Douglas Dockery, professor of environmental epidemiology at Harvard School of Public Health, who co-authored the Dublin study, said the problem was that in China and India coal use is rampant and that, with growing prosperity, cars are now starting to flood the streets, many of them poorly maintained.
The world's two most populous countries are heading toward "the same mistakes we've made in the developed world," he said in an interview.
The problem is at its worst, he said, when coal is burned in homes, in inefficient burners that create little heat but generate particulate pollution -- carbon or dust particles that are breathed in and penetrate the lungs.
Problems of a somewhat different kind occur with traffic pollution, in that there is a bouquet of noxious or suffocating gases, as well as compounds that react with sunlight to form the oxygen molecule ozone, which irritates the airways and is dangerous for people with respiratory problems.
Cars also throw out fine-grained particulates, which because of their small size are able to penetrate deep into the lungs.

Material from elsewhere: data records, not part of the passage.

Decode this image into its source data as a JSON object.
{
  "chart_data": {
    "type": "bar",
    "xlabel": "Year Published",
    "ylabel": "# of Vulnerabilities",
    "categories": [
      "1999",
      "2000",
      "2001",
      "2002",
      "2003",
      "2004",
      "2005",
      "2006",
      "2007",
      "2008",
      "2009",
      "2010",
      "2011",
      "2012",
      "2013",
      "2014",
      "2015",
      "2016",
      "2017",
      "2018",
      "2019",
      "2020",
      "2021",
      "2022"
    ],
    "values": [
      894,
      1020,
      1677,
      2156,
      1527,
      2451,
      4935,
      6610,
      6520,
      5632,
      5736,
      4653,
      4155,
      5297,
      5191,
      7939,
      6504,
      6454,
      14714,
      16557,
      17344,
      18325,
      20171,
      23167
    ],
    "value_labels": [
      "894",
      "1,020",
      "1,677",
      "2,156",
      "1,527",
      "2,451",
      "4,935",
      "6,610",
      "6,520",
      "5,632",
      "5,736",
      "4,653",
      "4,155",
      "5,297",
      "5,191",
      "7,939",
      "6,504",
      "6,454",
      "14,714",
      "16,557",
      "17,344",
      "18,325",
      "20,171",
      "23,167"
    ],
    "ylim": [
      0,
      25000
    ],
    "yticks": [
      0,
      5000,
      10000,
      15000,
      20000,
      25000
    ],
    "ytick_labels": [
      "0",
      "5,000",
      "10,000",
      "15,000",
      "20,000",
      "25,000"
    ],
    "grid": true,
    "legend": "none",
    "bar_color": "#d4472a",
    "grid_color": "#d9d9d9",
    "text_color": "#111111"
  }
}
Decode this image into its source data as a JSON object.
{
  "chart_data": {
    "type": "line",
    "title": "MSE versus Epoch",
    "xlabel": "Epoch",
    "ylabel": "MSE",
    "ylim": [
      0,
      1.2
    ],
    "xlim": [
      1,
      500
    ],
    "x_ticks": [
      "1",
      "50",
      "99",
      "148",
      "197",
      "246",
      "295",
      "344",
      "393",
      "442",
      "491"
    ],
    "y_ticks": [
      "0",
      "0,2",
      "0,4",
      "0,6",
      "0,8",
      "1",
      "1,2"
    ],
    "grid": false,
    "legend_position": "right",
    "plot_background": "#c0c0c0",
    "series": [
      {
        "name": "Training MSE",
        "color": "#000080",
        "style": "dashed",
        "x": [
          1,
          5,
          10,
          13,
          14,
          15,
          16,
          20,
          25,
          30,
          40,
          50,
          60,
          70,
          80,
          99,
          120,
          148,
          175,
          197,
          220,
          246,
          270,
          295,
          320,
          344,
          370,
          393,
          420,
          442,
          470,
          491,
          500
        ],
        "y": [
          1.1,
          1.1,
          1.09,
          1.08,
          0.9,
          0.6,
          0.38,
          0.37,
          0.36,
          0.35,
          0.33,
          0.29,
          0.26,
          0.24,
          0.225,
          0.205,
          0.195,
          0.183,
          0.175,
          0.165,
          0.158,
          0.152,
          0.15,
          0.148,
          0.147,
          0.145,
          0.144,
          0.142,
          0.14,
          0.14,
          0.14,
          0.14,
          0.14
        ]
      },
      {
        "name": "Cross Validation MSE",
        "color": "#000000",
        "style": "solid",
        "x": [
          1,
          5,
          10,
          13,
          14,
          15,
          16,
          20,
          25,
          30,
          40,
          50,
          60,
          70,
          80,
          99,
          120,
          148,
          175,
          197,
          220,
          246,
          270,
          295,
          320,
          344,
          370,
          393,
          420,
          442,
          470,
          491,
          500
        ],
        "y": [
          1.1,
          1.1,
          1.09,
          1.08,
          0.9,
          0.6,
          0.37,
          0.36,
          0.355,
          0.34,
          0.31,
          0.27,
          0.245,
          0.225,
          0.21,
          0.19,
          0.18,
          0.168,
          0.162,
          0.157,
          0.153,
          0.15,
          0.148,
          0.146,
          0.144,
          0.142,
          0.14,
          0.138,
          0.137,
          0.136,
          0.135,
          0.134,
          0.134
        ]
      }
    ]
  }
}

"When I was in Beijing maybe 10 or 15 years ago, it was coal pollution that was the big problem and four, five years ago, they had essentially banned the burning of coal within the city of Beijing, but there was this tremendous influx of cars, which has caused a pollution problem of equal magnitude," Dockery said.
"They're trading one bad technology against the other."
The United Nations Development Programme last November branded China as having some of filthiest urban air on the planet.
"China's major cities have been characterized by some of the highest levels of air pollution in the world often with pollutant concentrations at multiples of the levels considered safe for human health and the environment," the report, written in conjunction with several Chinese institutes, said.
Air pollution problems are not exclusive to Asia's big two, and smoke from illegal land clearances by Indonesian farmers this year have triggered health scares in Singapore and Malaysia.
The UN Environment Programme earlier this year said the soot from burning coal and biomass fuels had created a vast, sooty pall over South Asia that triggered regional climate change.